Só hoje, depois de muito tempo, 26 anos depois que ele se foi, é que fui entender, de fato, aquele homem que morreu com os mesmos 49 anos que estou prestes a completar daqui a quase um mês. O hiato de experiências nunca vividas, a relação de pai e filho que nunca tivemos plenamente, isto ainda é um buraco emocional em minha vida, ainda que o tempo tenha se encarregado de tapá-lo com o cimento da minha própria experiência adquirida com todos os erros que eu poderia não ter cometido.
Bastava que aquele homem ainda estivesse aqui, com os cabelos brancos que não chegou a ter, para que minha vida tivesse sido tão mais fácil de ser vivida. Que falta faz um pai presente, senão para nos falar de seus sucessos, ao menos para nos prevenir de seus fracassos...Sem um pai ao lado, vivemos às cegas, erramos e acertamos por nós mesmos. Se um dia o visse novamente eu lhe diria que não poderia ter ido embora tão cedo e me deixado aqui sozinho, sem rumo, sem regras, sem direção. Sinto a falta dele.
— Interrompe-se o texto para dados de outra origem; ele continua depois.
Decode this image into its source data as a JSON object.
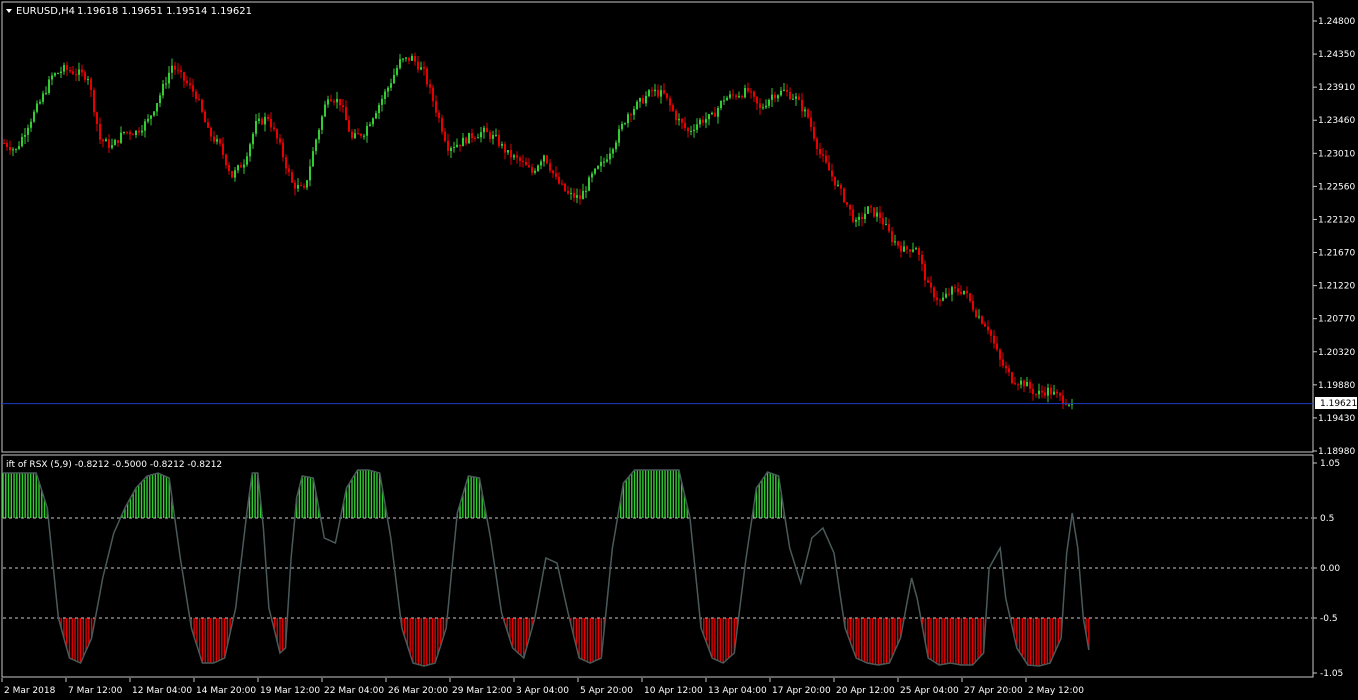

Eu não sei se, naquele momento, quando ele quis me ensinar alguma coisa, eu queria mesmo ouvir muito, mas certamente ele me disse muito pouco. Por outro lado, eu nunca soube sequer ouvir. Eu queria saber o que eu queria, não o que eu precisava saber.
Quando se sabe ouvir, não precisam muitas palavras. Tivesse aprendido a ouvir, não teria perdido tanto tempo. Não teria levado anos para entender que, realmente, eu nada sei. Do alto dos meus 23 anos, a idade que eu tinha quando ele me deixou mais uma vez, nunca me abaixei o suficiente para me submeter aos 49 anos que ele tinha.
Ele costumava dizer que queria ter a experiência dele e a minha juventude. Hoje eu tenho a sua experiência e continuo o mesmo jovem de quando ele me disse tão pouco. De fato, menos esperançoso, com menos fé na humanidade, calejado pelos tropeços e pelas decepções. Mais amargo, menos generoso. Seria esta a experiência da qual ele falava? Eu nunca soube, nem quis saber, de suas angústias. Sempre o vi como um homem de ferro, implacável, inatingível, um tanto inacessível. Seria esta a sua lição que não quis ouvir?
Só depois de muito tempo comecei a entender como seria o meu futuro. Meu filho nasceu alguns meses antes de seu avô morrer e hoje em dia eu sou o pai, hoje em dia eu sou ele. Tive minha cota de erros com meu filho e tento não repeti-los com minha filha, mas nem sempre consigo. Mas, certamente, aprendi algumas lições. E só depois de tanto tempo é que fui perceber que é este ciclo que me faz enxergar como foi o passado ao lado do meu pai, como é o meu presente ao lado dos meus dois filhos e como será o futuro deles sem mim, quando serei uma lembrança tão intensa na vida deles, como meu pai é na minha.
Estes são os verdadeiros dias de luta. Os dias em que ainda estamos vivos para sermos chamados de pai.Estes são os dias de pais, os dias de paz. Se meus filhos ainda são jovens, se os filhos deles nem nasceram, que eu me prepare para amanhã cantar esta canção, para que eles saibam o que cantarão depois para seus filhos. Ser pai é bem isto, dar de volta o que não tivemos, aprender com os erros e acertos de nosso próprio pai e tentarmos ser um pai melhor para nossos filhos. Onde quer que você esteja, meu pai, saiba que perdoo todos os seus erros, lembro de seus acertos e sinto sua falta. Um beijo.
(Baseado na letra da canção "Dias de Luta" de Edgar Scandurra).